At an emotional ceremony last Friday at the city’s historic city hall, Elio Toaff was named an honorary citizen — the equivalent of receiving the keys to the city.

Attending the ceremony were Jewish community leaders, cultural figures and Holocaust survivors, as well as a broad spectrum of Italy’s political and cultural elite — including President Carlo Azeglio Ciampi, who hugged his old friend.

“The entire city of Rome embraces you, and with you it embraces the Jewish community and all those in the world who are unjustly persecuted and offended,” Rome Mayor Walter Veltroni said.

He called Toaff “a man of faith who has always been distinguished not just for his dedication to tolerance, dialogue and discussion, but also by a tenacious commitment to defend democracy and freedom.”

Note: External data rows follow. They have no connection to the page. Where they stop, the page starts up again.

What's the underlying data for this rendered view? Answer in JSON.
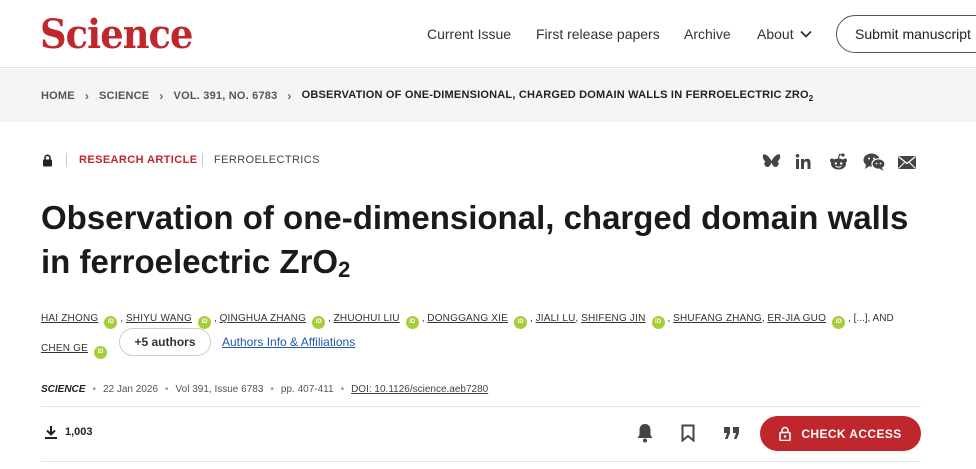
{
  "header": {
    "logo": "Science",
    "nav": [
      "Current Issue",
      "First release papers",
      "Archive",
      "About"
    ],
    "submit_label": "Submit manuscript"
  },
  "breadcrumb": [
    "HOME",
    "SCIENCE",
    "VOL. 391, NO. 6783",
    "OBSERVATION OF ONE-DIMENSIONAL, CHARGED DOMAIN WALLS IN FERROELECTRIC ZRO"
  ],
  "breadcrumb_subscript": "2",
  "article": {
    "type": "RESEARCH ARTICLE",
    "topic": "FERROELECTRICS",
    "title_line1": "Observation of one-dimensional, charged domain walls",
    "title_line2": "in ferroelectric ZrO",
    "title_subscript": "2",
    "authors": [
      "HAI ZHONG",
      "SHIYU WANG",
      "QINGHUA ZHANG",
      "ZHUOHUI LIU",
      "DONGGANG XIE",
      "JIALI LU",
      "SHIFENG JIN",
      "SHUFANG ZHANG",
      "ER-JIA GUO"
    ],
    "ellipsis": "[...]",
    "and_text": ", AND",
    "last_author": "CHEN GE",
    "orcid_label": "iD",
    "more_authors": "+5 authors",
    "affiliations_link": "Authors Info & Affiliations"
  },
  "publication": {
    "journal": "SCIENCE",
    "date": "22 Jan 2026",
    "volume": "Vol 391, Issue 6783",
    "pages": "pp. 407-411",
    "doi": "DOI: 10.1126/science.aeb7280"
  },
  "toolbar": {
    "downloads": "1,003",
    "check_access": "CHECK ACCESS"
  },
  "colors": {
    "brand": "#c0272d",
    "orcid": "#a6ce39",
    "link": "#2059a8"
  },
  "icons": [
    "lock-icon",
    "bluesky-icon",
    "linkedin-icon",
    "reddit-icon",
    "wechat-icon",
    "email-icon",
    "download-icon",
    "bell-icon",
    "bookmark-icon",
    "quote-icon",
    "chevron-down-icon",
    "chevron-right-icon"
  ]
}
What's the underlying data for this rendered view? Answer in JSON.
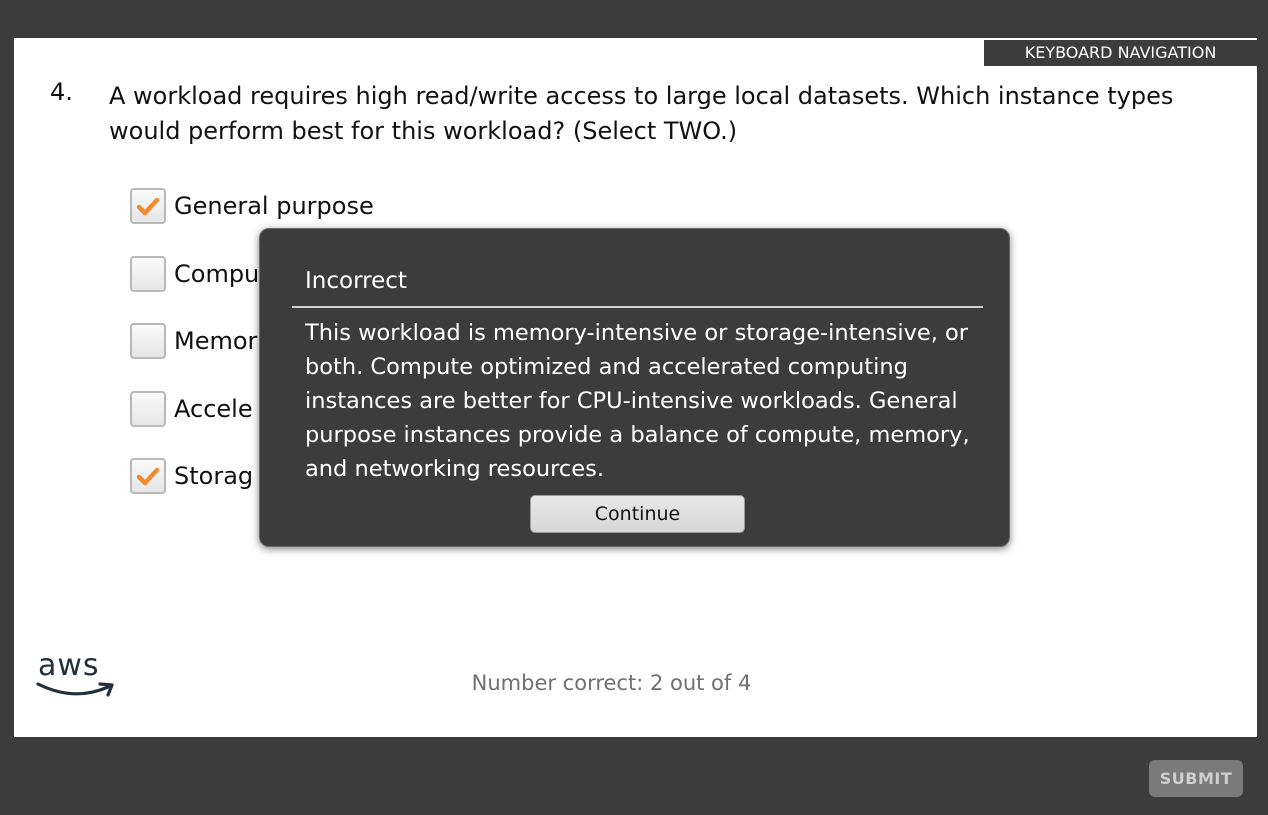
{
  "header": {
    "keyboard_navigation": "KEYBOARD NAVIGATION"
  },
  "question": {
    "number": "4.",
    "text": "A workload requires high read/write access to large local datasets. Which instance types would perform best for this workload? (Select TWO.)"
  },
  "options": [
    {
      "label": "General purpose",
      "checked": true
    },
    {
      "label": "Compu",
      "checked": false
    },
    {
      "label": "Memor",
      "checked": false
    },
    {
      "label": "Accele",
      "checked": false
    },
    {
      "label": "Storag",
      "checked": true
    }
  ],
  "logo": {
    "text": "aws"
  },
  "score": "Number correct: 2 out of 4",
  "submit_label": "SUBMIT",
  "feedback": {
    "title": "Incorrect",
    "body": "This workload is memory-intensive or storage-intensive, or both. Compute optimized and accelerated computing instances are better for CPU-intensive workloads. General purpose instances provide a balance of compute, memory, and networking resources.",
    "continue_label": "Continue"
  },
  "colors": {
    "check": "#f08c2e",
    "frame": "#3c3c3c",
    "text_muted": "#707070"
  }
}
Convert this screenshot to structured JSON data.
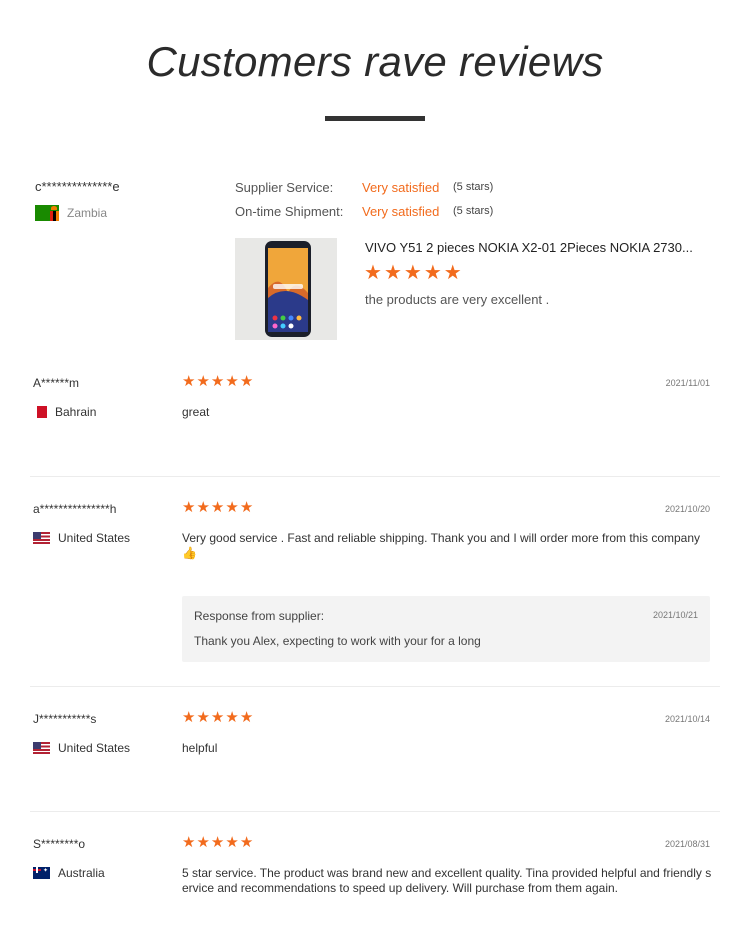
{
  "page": {
    "title": "Customers rave reviews"
  },
  "featured": {
    "reviewer": "c**************e",
    "country": "Zambia",
    "supplier_service_label": "Supplier Service:",
    "supplier_service_value": "Very satisfied",
    "supplier_service_stars": "(5 stars)",
    "shipment_label": "On-time Shipment:",
    "shipment_value": "Very satisfied",
    "shipment_stars": "(5 stars)",
    "product_title": "VIVO Y51 2 pieces NOKIA X2-01 2Pieces NOKIA 2730...",
    "rating": 5,
    "comment": "the products are very excellent ."
  },
  "reviews": [
    {
      "name": "A******m",
      "country": "Bahrain",
      "date": "2021/11/01",
      "rating": 5,
      "text": "great"
    },
    {
      "name": "a***************h",
      "country": "United States",
      "date": "2021/10/20",
      "rating": 5,
      "text": "Very good service . Fast and reliable shipping. Thank you and I will order more from this company 👍",
      "response": {
        "label": "Response from supplier:",
        "date": "2021/10/21",
        "text": "Thank you Alex, expecting to work with your for a long"
      }
    },
    {
      "name": "J***********s",
      "country": "United States",
      "date": "2021/10/14",
      "rating": 5,
      "text": "helpful"
    },
    {
      "name": "S********o",
      "country": "Australia",
      "date": "2021/08/31",
      "rating": 5,
      "text": "5 star service. The product was brand new and excellent quality. Tina provided helpful and friendly service and recommendations to speed up delivery. Will purchase from them again."
    }
  ],
  "colors": {
    "accent": "#f26b1d",
    "title": "#2b2b2b"
  },
  "icons": {
    "star": "star-icon"
  }
}
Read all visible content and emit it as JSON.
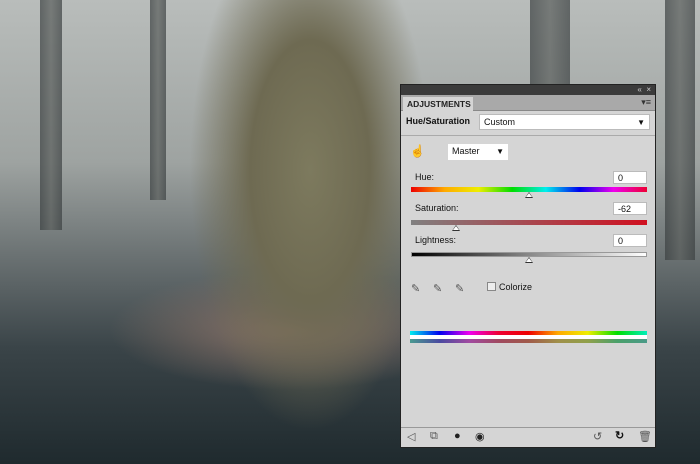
{
  "panel": {
    "tab": "ADJUSTMENTS",
    "window_controls": {
      "collapse": "«",
      "close": "×"
    },
    "menu_icon": "panel-menu-icon",
    "adjustment_name": "Hue/Saturation",
    "preset": "Custom",
    "channel": "Master",
    "sliders": [
      {
        "label": "Hue:",
        "value": "0",
        "min": -180,
        "max": 180,
        "num": 0
      },
      {
        "label": "Saturation:",
        "value": "-62",
        "min": -100,
        "max": 100,
        "num": -62
      },
      {
        "label": "Lightness:",
        "value": "0",
        "min": -100,
        "max": 100,
        "num": 0
      }
    ],
    "colorize_label": "Colorize",
    "colorize_checked": false,
    "footer_icons": [
      "back-arrow-icon",
      "clip-to-layer-icon",
      "visibility-eye-icon",
      "view-previous-icon",
      "reset-icon",
      "delete-icon"
    ]
  }
}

Toaff, 86, shocked the Rome community with a surprise announcement at the city’s main synagogue earlier this month that he was stepping down because of his age.

A committee set up by the Rome community to choose a successor was expected to announce its decision within a month.

Italy’s 35,000 Jews do not have a national chief rabbi.

Rome, with 15,000 Jews, has the country’s largest Jewish community, and the Rome chief rabbi is the country’s leading Jewish religious figure.

A short, spry man with a distinctive goatee, Toaff — who fought the Nazis as a partisan during World War II — has become a national figure since he took up the Rome post in 1951.